Abstract

Photodynamic therapy (PDT) is a minimally invasive, FDA-approved therapy for treatment of endobronchial and esophageal cancers that are accessible to light. Inflammatory breast cancer (IBC) is an aggressive and highly metastatic form of breast cancer that spreads to dermal lymphatics, a site that would be accessible to light. IBC patients have a relatively poor survival rate due to lack of targeted therapies. The use of PDT is underexplored for breast cancers but has been proposed for treatment of subtypes for which a targeted therapy is unavailable. We optimized and used a 3D mammary architecture and microenvironment engineering (MAME) model of IBC to examine the effects of PDT using two treatment protocols. The first protocol used benzoporphyrin derivative monoacid A (BPD) activated at doses ranging from 45 to 540mJ/cm(2). The second PDT protocol used two photosensitizers: mono-L-aspartyl chlorin e6 (NPe6) and BPD that were sequentially activated.

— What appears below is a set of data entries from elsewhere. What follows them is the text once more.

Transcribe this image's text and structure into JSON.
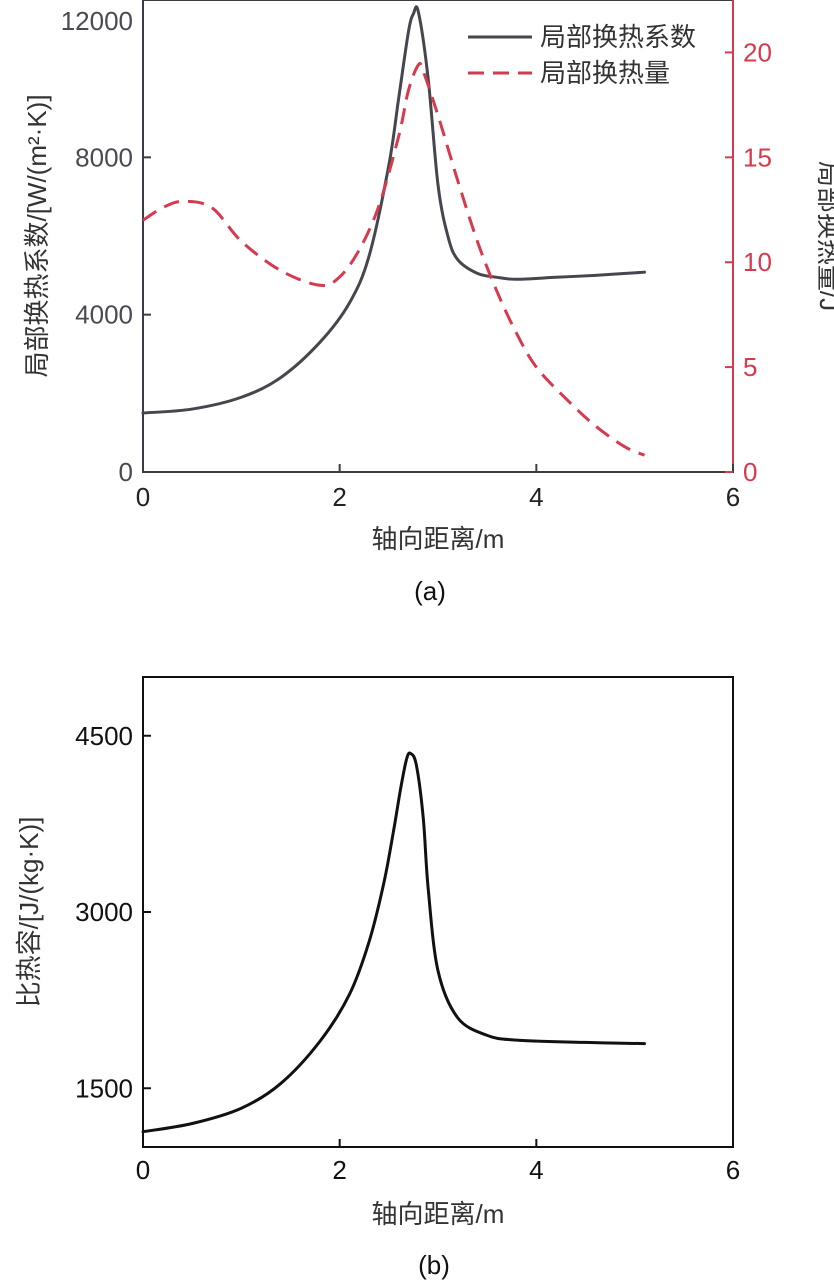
{
  "chart_data": [
    {
      "id": "a",
      "type": "line",
      "caption": "(a)",
      "xlabel": "轴向距离/m",
      "ylabel_left": "局部换热系数/[W/(m²·K)]",
      "ylabel_right": "局部换热量/J",
      "xlim": [
        0,
        6
      ],
      "ylim_left": [
        0,
        12000
      ],
      "ylim_right": [
        0,
        22.5
      ],
      "xticks": [
        0,
        2,
        4,
        6
      ],
      "yticks_left": [
        0,
        4000,
        8000,
        12000
      ],
      "yticks_right": [
        0,
        5,
        10,
        15,
        20
      ],
      "grid": false,
      "legend_position": "top-right",
      "colors": {
        "left_axis": "#4a4a52",
        "right_axis": "#d63a4e"
      },
      "series": [
        {
          "name": "局部换热系数",
          "axis": "left",
          "style": "solid",
          "color": "#46464e",
          "x": [
            0,
            0.5,
            1.0,
            1.4,
            1.8,
            2.1,
            2.3,
            2.5,
            2.6,
            2.7,
            2.75,
            2.8,
            2.9,
            3.0,
            3.1,
            3.2,
            3.4,
            3.6,
            3.8,
            4.2,
            4.6,
            5.1
          ],
          "y": [
            1500,
            1600,
            1900,
            2400,
            3300,
            4300,
            5500,
            7800,
            9500,
            11200,
            11650,
            11700,
            10000,
            7300,
            6000,
            5400,
            5050,
            4950,
            4900,
            4950,
            5000,
            5080
          ]
        },
        {
          "name": "局部换热量",
          "axis": "right",
          "style": "dashed",
          "color": "#d63a4e",
          "x": [
            0,
            0.2,
            0.4,
            0.7,
            1.0,
            1.4,
            1.8,
            2.0,
            2.2,
            2.4,
            2.6,
            2.7,
            2.8,
            2.85,
            3.0,
            3.2,
            3.4,
            3.6,
            3.8,
            4.0,
            4.3,
            4.6,
            4.9,
            5.1
          ],
          "y": [
            12.0,
            12.6,
            12.9,
            12.6,
            11.0,
            9.6,
            8.9,
            9.3,
            10.6,
            12.7,
            16.0,
            18.2,
            19.4,
            19.1,
            17.0,
            13.9,
            11.0,
            8.6,
            6.6,
            5.0,
            3.5,
            2.2,
            1.2,
            0.8
          ]
        }
      ]
    },
    {
      "id": "b",
      "type": "line",
      "caption": "(b)",
      "xlabel": "轴向距离/m",
      "ylabel": "比热容/[J/(kg·K)]",
      "xlim": [
        0,
        6
      ],
      "ylim": [
        1000,
        5000
      ],
      "xticks": [
        0,
        2,
        4,
        6
      ],
      "yticks": [
        1500,
        3000,
        4500
      ],
      "grid": false,
      "series": [
        {
          "name": "比热容",
          "style": "solid",
          "color": "#111111",
          "x": [
            0,
            0.5,
            1.0,
            1.4,
            1.8,
            2.1,
            2.3,
            2.45,
            2.55,
            2.62,
            2.68,
            2.72,
            2.78,
            2.85,
            2.9,
            3.0,
            3.2,
            3.5,
            3.8,
            4.5,
            5.1
          ],
          "y": [
            1130,
            1200,
            1330,
            1540,
            1900,
            2300,
            2750,
            3250,
            3700,
            4050,
            4300,
            4350,
            4250,
            3800,
            3200,
            2500,
            2100,
            1950,
            1910,
            1890,
            1880
          ]
        }
      ]
    }
  ]
}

Photokilling by PDT was assessed by live-dead assays. Using a MAME model of IBC, we have shown a significant dose-response in photokilling by BPD-PDT. Sequential activation of NPe6 followed by BPD is more effective in photokilling of tumor cells than BPD alone. Sequential activation at light doses of 45mJ/cm(2) for each agent resulted in >90% cell death, a response only achieved by BPD-PDT at a dose of 360mJ/cm(2). Our data also show that effects of PDT on a volumetric measurement of 3D MAME structures reflect efficacy of PDT treatment. Our study is the first to demonstrate the potential of PDT for treating IBC.